Multi-Modal Object Re-identification via Sparse Mixture-of-Experts

Authors: Yingying Feng, Jie Li, Chi Xie, Lei Tan, Jiayi Ji

ICML 2025 | Venue PDF | Archive PDF | Plain Text | LLM Run Details

Reproducibility Variable Result LLM Response
Research Type Experimental Extensive experiments on three challenging public datasets (RGBNT201, RGBNT100, and MSVR310) demonstrate the superiority of our approach in terms of both accuracy and efficiency, with 8.4% m AP and 6.9% accuracy improved in RGBNT201 with negligible additional parameters.
Researcher Affiliation Academia 1School of Computer Science and Engineering, Northeastern University, Shenyang, China. 2School of Informatics, Xiamen University, Xiamen, China. 3Tongji University, Shanghai, China. 4National University of Singapore, Singapore. Correspondence to: Lei Tan <EMAIL>.
Pseudocode No The paper describes the methodology using mathematical formulas and textual explanations of modules (FFM, FRM) but does not present a structured pseudocode block or algorithm.

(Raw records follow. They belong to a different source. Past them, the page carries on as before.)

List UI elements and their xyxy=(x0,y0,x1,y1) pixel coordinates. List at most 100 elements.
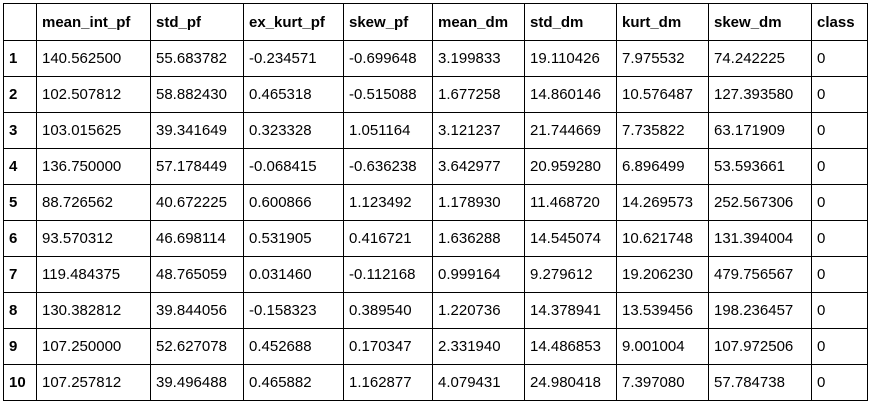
table-cell: 88.726562 xyxy=(36,184,151,221)
table-row: 9 107.250000 52.627078 0.452688 0.170347 2.33… xyxy=(3,328,868,365)
table-cell: 0.465882 xyxy=(243,364,344,401)
table-cell: 0 xyxy=(811,148,868,185)
table-cell: 40.672225 xyxy=(150,184,244,221)
table-cell: 13.539456 xyxy=(616,292,709,329)
table-cell: 48.765059 xyxy=(150,256,244,293)
table-cell: 119.484375 xyxy=(36,256,151,293)
table-cell: 58.882430 xyxy=(150,76,244,113)
table-cell: 0.999164 xyxy=(432,256,525,293)
table-cell: 1.162877 xyxy=(343,364,433,401)
row-index: 9 xyxy=(3,328,37,365)
header-row: mean_int_pf std_pf ex_kurt_pf skew_pf me… xyxy=(3,3,868,41)
table-cell: 0 xyxy=(811,364,868,401)
row-index: 7 xyxy=(3,256,37,293)
table-cell: 1.220736 xyxy=(432,292,525,329)
table-row: 3 103.015625 39.341649 0.323328 1.051164 3.12… xyxy=(3,112,868,149)
column-header-std-dm: std_dm xyxy=(524,3,617,41)
table-cell: 3.642977 xyxy=(432,148,525,185)
table-cell: 39.341649 xyxy=(150,112,244,149)
table-cell: 6.896499 xyxy=(616,148,709,185)
table-cell: 0.452688 xyxy=(243,328,344,365)
table-cell: 1.123492 xyxy=(343,184,433,221)
table-cell: -0.112168 xyxy=(343,256,433,293)
table-cell: -0.636238 xyxy=(343,148,433,185)
table-cell: 107.250000 xyxy=(36,328,151,365)
column-header-mean-int-pf: mean_int_pf xyxy=(36,3,151,41)
table-cell: -0.699648 xyxy=(343,40,433,77)
row-index: 10 xyxy=(3,364,37,401)
table-cell: 0 xyxy=(811,76,868,113)
table-cell: 0.531905 xyxy=(243,220,344,257)
row-index: 8 xyxy=(3,292,37,329)
dataframe-container: mean_int_pf std_pf ex_kurt_pf skew_pf me… xyxy=(3,3,868,401)
table-cell: 140.562500 xyxy=(36,40,151,77)
table-cell: 0 xyxy=(811,328,868,365)
table-cell: 7.397080 xyxy=(616,364,709,401)
table-cell: 4.079431 xyxy=(432,364,525,401)
table-body: 1 140.562500 55.683782 -0.234571 -0.699648 3.… xyxy=(3,40,868,401)
column-header-kurt-dm: kurt_dm xyxy=(616,3,709,41)
table-cell: 93.570312 xyxy=(36,220,151,257)
column-header-mean-dm: mean_dm xyxy=(432,3,525,41)
table-cell: 1.051164 xyxy=(343,112,433,149)
table-cell: 0 xyxy=(811,40,868,77)
column-header-class: class xyxy=(811,3,868,41)
table-cell: 10.576487 xyxy=(616,76,709,113)
table-cell: 14.545074 xyxy=(524,220,617,257)
table-row: 8 130.382812 39.844056 -0.158323 0.389540 1.2… xyxy=(3,292,868,329)
column-header-skew-pf: skew_pf xyxy=(343,3,433,41)
table-cell: 0.416721 xyxy=(343,220,433,257)
table-cell: 0 xyxy=(811,292,868,329)
row-index: 3 xyxy=(3,112,37,149)
table-row: 4 136.750000 57.178449 -0.068415 -0.636238 3.… xyxy=(3,148,868,185)
table-cell: 0 xyxy=(811,184,868,221)
table-row: 7 119.484375 48.765059 0.031460 -0.112168 0.9… xyxy=(3,256,868,293)
table-cell: 2.331940 xyxy=(432,328,525,365)
table-cell: 39.496488 xyxy=(150,364,244,401)
table-cell: 39.844056 xyxy=(150,292,244,329)
table-cell: 53.593661 xyxy=(708,148,812,185)
table-cell: 127.393580 xyxy=(708,76,812,113)
table-cell: 0 xyxy=(811,256,868,293)
table-cell: -0.068415 xyxy=(243,148,344,185)
table-cell: 0.170347 xyxy=(343,328,433,365)
table-cell: 52.627078 xyxy=(150,328,244,365)
table-cell: 1.677258 xyxy=(432,76,525,113)
table-cell: 1.178930 xyxy=(432,184,525,221)
table-cell: 107.972506 xyxy=(708,328,812,365)
table-cell: 14.269573 xyxy=(616,184,709,221)
table-row: 10 107.257812 39.496488 0.465882 1.162877 4.0… xyxy=(3,364,868,401)
table-cell: 0 xyxy=(811,220,868,257)
row-index: 1 xyxy=(3,40,37,77)
table-cell: 57.178449 xyxy=(150,148,244,185)
row-index: 5 xyxy=(3,184,37,221)
table-cell: 0.600866 xyxy=(243,184,344,221)
table-cell: 14.486853 xyxy=(524,328,617,365)
table-cell: -0.515088 xyxy=(343,76,433,113)
table-cell: 10.621748 xyxy=(616,220,709,257)
table-cell: 136.750000 xyxy=(36,148,151,185)
column-header-skew-dm: skew_dm xyxy=(708,3,812,41)
table-cell: 0.323328 xyxy=(243,112,344,149)
table-cell: -0.158323 xyxy=(243,292,344,329)
table-cell: 14.378941 xyxy=(524,292,617,329)
table-cell: 9.279612 xyxy=(524,256,617,293)
table-cell: 0.465318 xyxy=(243,76,344,113)
row-index: 2 xyxy=(3,76,37,113)
table-cell: 131.394004 xyxy=(708,220,812,257)
table-cell: 0.031460 xyxy=(243,256,344,293)
table-cell: 57.784738 xyxy=(708,364,812,401)
table-cell: 3.121237 xyxy=(432,112,525,149)
row-index: 4 xyxy=(3,148,37,185)
table-cell: 107.257812 xyxy=(36,364,151,401)
table-header: mean_int_pf std_pf ex_kurt_pf skew_pf me… xyxy=(3,3,868,41)
table-cell: 63.171909 xyxy=(708,112,812,149)
table-row: 2 102.507812 58.882430 0.465318 -0.515088 1.6… xyxy=(3,76,868,113)
table-cell: 130.382812 xyxy=(36,292,151,329)
table-cell: 9.001004 xyxy=(616,328,709,365)
column-header-ex-kurt-pf: ex_kurt_pf xyxy=(243,3,344,41)
table-cell: 3.199833 xyxy=(432,40,525,77)
table-cell: 7.975532 xyxy=(616,40,709,77)
table-cell: 7.735822 xyxy=(616,112,709,149)
table-cell: 103.015625 xyxy=(36,112,151,149)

Open Source Code Yes The code is available at https: //github.com/stone96123/MFRNet.
Open Datasets Yes We evaluate our model performance on three public multi-modal object Re ID datasets. Specifically, RGBNT201 (Zheng et al., 2021) is a multi-modal person Re ID dataset, which includes 4,787 aligned RGB, NIR, and TIR images from 201 identities. RGBNT100 (Li et al., 2020) is a large-scale multi-modal vehicle Re ID dataset comprising 17,250 image triples. MSVR310 (Zheng et al., 2022) is a small-scale multi-modal vehicle Re ID dataset that includes 2,087 high-quality image triples captured across diverse environments and time spans.

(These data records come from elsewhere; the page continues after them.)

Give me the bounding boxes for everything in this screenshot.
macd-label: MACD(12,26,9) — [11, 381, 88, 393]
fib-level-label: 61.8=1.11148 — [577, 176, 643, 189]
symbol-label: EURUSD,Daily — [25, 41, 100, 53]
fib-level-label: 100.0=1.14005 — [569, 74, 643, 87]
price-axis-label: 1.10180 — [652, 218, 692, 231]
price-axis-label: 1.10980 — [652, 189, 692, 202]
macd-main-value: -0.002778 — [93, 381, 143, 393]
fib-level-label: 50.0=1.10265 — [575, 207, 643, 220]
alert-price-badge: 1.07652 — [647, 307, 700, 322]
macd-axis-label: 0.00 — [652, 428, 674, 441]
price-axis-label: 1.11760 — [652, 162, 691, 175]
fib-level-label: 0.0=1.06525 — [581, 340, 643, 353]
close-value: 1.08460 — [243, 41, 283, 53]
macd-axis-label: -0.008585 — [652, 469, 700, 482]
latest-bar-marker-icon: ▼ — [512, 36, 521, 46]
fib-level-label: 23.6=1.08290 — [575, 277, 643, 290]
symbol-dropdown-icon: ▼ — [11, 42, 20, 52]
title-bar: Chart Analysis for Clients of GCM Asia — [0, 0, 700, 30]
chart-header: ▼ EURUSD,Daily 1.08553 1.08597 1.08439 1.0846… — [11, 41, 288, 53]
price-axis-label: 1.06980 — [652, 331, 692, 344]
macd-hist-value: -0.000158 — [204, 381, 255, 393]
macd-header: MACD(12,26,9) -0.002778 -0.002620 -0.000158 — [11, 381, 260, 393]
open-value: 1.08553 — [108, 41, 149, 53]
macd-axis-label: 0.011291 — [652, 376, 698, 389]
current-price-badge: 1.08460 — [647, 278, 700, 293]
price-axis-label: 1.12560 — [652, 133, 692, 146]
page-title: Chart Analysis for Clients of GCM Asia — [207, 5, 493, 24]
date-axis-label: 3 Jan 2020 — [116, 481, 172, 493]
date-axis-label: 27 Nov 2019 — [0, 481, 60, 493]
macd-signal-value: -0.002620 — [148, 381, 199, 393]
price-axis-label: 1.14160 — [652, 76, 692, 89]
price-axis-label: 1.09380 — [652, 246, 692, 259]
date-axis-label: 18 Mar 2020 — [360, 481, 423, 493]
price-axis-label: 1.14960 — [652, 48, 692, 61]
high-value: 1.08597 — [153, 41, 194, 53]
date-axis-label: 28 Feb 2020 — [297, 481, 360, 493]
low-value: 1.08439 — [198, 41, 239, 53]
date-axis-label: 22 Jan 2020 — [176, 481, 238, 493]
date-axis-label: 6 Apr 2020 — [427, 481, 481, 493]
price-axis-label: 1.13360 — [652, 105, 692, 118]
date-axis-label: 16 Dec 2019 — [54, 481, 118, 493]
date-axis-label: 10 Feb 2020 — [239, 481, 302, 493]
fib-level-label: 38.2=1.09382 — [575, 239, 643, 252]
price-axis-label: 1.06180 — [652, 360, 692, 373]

Dataset Splits No The paper mentions data augmentation techniques and mini-batch sizes, but it does not explicitly state the dataset splits (e.g., train/test/validation percentages or counts) used for the experiments, nor does it reference standard splits for the mentioned datasets.
Hardware Specification Yes Our model is implemented using the Py Torch toolbox, and experiments are conducted on an NVIDIA V100 GPU.
Software Dependencies No The paper mentions using 'Py Torch toolbox' but does not specify a version number for PyTorch or any other software dependencies.
Experiment Setup Yes The mini-batch size is set to 128 for RGBNT100, and 64 for RGBNT201 and MSVR310, with corresponding sampling strategies for each dataset. We employ the Adam optimizer with an initial learning rate of 3.5e 4 and the learning rate of the visual encoder is 5e 6. The total number of training epochs is set to 45 for RGBNT201 and RGBNT100, and 50 for MSVR310.